Daarbij overweegt de kinderrechter dat de moeder zich door haar verblijf in [verblijfplaats] met de kinderen onttrekt aan de ondertoezichtstelling en de daarbij horende beperking van haar gezag. De ondertoezichtstelling is niet uitvoerbaar omdat de kinderen in [verblijfplaats] verblijven en er daarom geen zicht op hen is en er geen hulpverlening voor hen kan worden ingezet. De kinderrechter is van oordeel dat deze situatie zeer zorgelijk is, omdat dit betekent dat er niet gewerkt kan worden aan het weg-/afnemen van de ontwikkelingsbedreigingen zoals die aan de ondertoezichtstelling bij beschikking van 27 oktober 2022 ten grondslag liggen. De kinderrechter vindt het ook erg zorgelijk dat de kinderen, die in Nederland zijn geboren en hier voor het grootste deel zijn opgegroeid, al zo’n lange tijd niet in hun vertrouwde omgeving zijn. Ter zitting is gedemonstreerd dat de communicatie tussen de moeder en de vader zeer verstoord is geraakt; in de zittingszaal en daarbuiten discussieerden zij heftig en schreeuwden zij naar elkaar. Beide ouders hebben ter zitting bovendien op luide en respectloze wijze bezwaren geuit ten aanzien van de uitvoering van de ondertoezichtstelling. Hoewel zij het beiden eens lijken te zijn over het feit dat de kinderen weer naar Nederland moeten komen en zij ook naar school moeten, ziet de kinderrechter aanleiding om de schriftelijke aanwijzing te bekrachtigen, omdat de moeder tot op heden de kinderen in [verblijfplaats] houdt en zij ter zitting ook voorwaarden heeft willen verbinden aan het terughalen van de kinderen.
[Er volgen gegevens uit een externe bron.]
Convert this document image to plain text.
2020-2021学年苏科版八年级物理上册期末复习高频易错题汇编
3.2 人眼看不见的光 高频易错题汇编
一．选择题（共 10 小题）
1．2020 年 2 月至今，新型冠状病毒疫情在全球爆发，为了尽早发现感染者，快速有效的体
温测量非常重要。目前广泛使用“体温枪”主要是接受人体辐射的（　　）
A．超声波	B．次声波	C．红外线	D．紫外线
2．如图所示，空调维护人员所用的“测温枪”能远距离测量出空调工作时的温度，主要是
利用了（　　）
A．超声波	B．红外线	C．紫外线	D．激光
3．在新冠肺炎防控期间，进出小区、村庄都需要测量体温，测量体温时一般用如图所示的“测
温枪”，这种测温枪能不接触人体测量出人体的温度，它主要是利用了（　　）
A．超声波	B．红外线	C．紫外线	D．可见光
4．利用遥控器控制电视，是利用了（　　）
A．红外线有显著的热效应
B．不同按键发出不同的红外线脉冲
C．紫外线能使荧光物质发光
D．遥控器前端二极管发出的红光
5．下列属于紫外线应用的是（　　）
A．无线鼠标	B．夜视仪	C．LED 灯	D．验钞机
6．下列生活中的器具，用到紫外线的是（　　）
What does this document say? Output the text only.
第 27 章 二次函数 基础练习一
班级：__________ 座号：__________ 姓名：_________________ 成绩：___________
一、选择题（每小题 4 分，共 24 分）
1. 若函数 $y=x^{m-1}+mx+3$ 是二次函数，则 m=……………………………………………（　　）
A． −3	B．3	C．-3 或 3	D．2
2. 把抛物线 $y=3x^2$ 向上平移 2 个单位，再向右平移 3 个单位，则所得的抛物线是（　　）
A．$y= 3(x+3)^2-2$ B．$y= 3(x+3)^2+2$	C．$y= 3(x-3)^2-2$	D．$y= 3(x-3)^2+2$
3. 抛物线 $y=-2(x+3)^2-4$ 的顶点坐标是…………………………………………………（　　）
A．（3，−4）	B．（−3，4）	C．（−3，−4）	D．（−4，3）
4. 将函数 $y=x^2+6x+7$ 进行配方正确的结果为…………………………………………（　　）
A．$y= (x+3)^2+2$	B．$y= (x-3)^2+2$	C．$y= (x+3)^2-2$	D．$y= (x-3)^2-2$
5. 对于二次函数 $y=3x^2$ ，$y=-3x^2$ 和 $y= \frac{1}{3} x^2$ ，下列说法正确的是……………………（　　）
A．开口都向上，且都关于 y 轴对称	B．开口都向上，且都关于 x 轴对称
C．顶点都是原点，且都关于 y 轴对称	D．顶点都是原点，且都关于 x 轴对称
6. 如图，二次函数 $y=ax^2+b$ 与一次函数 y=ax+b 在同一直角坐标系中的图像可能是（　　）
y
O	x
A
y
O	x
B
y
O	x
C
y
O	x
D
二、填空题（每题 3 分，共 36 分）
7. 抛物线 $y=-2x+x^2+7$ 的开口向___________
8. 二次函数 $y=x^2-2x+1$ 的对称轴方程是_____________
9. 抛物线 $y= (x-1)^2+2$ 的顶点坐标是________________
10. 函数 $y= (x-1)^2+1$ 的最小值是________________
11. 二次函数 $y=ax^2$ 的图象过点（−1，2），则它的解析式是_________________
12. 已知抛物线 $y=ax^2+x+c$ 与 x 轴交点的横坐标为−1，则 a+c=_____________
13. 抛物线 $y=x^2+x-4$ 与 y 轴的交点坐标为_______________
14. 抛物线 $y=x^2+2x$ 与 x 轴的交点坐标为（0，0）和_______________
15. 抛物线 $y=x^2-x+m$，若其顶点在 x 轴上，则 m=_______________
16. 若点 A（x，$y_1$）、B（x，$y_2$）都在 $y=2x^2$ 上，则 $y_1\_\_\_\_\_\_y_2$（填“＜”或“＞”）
Derhalve zal als volgt worden beslist.

Beslissing

De kinderrechter:
bekrachtigt de schriftelijke aanwijzing van 6 april 2023;
verklaart deze beslissing uitvoerbaar bij voorraad.
Deze beschikking is mondeling gegeven en in het openbaar uitgesproken op 14 juni 2023 door mr. D.G.J. Dop, kinderrechter, in tegenwoordigheid van M. van Leeuwen als griffier.
De schriftelijke uitwerking van deze beschikking is vastgesteld op 13 juli 2023.
Ingevolge artikel 807 van het Wetboek van Burgerlijke Rechtsvordering staat tegen deze beslissing geen andere voorziening open dan cassatie in het belang der wet.